Q: Can the stand alone Series2 running 3.2 software be hacked to get a BASH prompt over the USB/Ethernet bridge?

Q: Can the method used by people using DirectTivos running 3.1 be used on a stand alone 3.2?

Q: If it is not possible, is there any hope that it will be possible in the future?

Please help! It really sucks that they took away this capability. I was really looking forward to using TivoWeb.
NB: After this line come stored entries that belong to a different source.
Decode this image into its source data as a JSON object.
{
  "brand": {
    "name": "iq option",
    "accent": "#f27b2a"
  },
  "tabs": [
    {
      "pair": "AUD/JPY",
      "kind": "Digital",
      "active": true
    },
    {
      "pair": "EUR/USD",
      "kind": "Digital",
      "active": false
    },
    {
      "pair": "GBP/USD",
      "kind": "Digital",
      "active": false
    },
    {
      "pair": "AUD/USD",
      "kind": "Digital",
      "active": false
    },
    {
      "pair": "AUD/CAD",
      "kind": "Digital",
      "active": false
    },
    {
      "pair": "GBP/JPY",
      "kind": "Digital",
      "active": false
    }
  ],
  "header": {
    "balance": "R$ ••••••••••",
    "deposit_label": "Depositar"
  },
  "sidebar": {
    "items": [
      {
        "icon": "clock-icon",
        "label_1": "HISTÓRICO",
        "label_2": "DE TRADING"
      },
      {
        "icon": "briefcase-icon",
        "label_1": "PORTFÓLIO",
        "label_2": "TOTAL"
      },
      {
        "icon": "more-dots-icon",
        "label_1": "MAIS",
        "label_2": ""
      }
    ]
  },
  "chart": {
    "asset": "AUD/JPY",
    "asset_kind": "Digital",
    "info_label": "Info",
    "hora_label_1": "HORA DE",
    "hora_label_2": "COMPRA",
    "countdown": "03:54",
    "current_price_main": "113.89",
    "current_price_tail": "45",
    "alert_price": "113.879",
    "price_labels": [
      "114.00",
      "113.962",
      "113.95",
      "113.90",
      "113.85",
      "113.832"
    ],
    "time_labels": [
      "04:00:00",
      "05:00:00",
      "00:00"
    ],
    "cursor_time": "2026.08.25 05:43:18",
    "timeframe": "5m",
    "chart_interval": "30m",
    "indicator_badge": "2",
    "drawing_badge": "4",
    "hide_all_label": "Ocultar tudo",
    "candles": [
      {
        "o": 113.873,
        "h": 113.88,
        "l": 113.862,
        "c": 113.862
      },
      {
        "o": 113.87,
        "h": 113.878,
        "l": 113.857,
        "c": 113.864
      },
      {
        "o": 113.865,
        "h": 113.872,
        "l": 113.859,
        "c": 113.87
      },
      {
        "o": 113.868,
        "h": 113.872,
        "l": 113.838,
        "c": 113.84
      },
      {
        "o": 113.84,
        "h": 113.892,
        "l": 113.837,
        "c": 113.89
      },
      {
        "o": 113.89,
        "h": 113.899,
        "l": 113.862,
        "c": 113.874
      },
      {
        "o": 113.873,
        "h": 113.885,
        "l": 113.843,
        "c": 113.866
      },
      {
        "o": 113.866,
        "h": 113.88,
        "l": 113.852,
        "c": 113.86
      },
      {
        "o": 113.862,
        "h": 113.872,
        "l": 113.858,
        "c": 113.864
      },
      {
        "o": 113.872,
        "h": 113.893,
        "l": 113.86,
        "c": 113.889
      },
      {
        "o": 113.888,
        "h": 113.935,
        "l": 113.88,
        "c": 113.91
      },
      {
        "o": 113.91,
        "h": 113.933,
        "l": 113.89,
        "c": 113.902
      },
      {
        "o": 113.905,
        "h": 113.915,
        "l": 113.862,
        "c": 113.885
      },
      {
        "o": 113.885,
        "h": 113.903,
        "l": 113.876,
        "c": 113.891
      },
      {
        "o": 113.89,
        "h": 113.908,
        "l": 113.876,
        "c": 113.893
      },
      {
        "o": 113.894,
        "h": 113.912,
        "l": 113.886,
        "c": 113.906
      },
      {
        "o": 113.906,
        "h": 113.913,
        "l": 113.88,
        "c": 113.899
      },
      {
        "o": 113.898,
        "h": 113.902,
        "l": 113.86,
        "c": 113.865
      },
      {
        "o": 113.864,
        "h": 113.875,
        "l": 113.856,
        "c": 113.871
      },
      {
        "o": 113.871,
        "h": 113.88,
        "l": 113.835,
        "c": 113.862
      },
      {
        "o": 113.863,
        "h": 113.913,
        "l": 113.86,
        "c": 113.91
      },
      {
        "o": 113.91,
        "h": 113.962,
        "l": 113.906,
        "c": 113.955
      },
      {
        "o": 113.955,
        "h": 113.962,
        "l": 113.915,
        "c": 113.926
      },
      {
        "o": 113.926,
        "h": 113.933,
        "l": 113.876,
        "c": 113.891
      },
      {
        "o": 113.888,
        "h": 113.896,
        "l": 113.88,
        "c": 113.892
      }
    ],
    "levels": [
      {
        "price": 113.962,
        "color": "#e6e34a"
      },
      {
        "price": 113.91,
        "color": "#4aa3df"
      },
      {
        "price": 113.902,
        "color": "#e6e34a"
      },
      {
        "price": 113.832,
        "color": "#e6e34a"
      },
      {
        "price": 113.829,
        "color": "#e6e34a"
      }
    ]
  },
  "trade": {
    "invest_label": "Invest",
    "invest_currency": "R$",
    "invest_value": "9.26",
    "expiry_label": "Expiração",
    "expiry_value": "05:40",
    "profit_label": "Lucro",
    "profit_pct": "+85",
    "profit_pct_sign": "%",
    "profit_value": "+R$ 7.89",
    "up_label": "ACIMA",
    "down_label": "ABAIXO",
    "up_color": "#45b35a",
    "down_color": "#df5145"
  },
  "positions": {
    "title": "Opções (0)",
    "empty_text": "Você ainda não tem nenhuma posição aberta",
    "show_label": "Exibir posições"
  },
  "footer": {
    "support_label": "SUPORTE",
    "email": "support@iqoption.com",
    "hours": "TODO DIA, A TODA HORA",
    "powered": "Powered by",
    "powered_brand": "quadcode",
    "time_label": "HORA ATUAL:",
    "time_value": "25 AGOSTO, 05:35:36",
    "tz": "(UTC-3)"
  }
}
POST #1 | Report this post to a moderator | IP: Logged

Registered: Jan 2003
Location: Phoenix, AZ
Posts: 461

1. No. The config files are protected by hashes, and the list and hash check program are in the kernel initrd, which is signed and checked by the boot ROM. Any changes and it will either replace the file or not boot at all.
   
2. No. Unlocked software exists for the DTivos (before Tivo updated it), but all the Series2 stand alones always had the protected OS and ROMs.
   
3. Who knows? There was an initial hack (set a BASH_ENV variable that makes bash run a script), but Tivo now checks for that. Changing the boot ROM is difficult, as it's soldered to the system board. If it's flashable (I haven't seen a definate yes or no), you still have to get into the system to run a flash program.
   

POST #2 | Report this post to a moderator | IP: Logged

Registered: Jan 2003
Location:
Posts: 1

I assume from this that there is no way to change the startup files in a S2.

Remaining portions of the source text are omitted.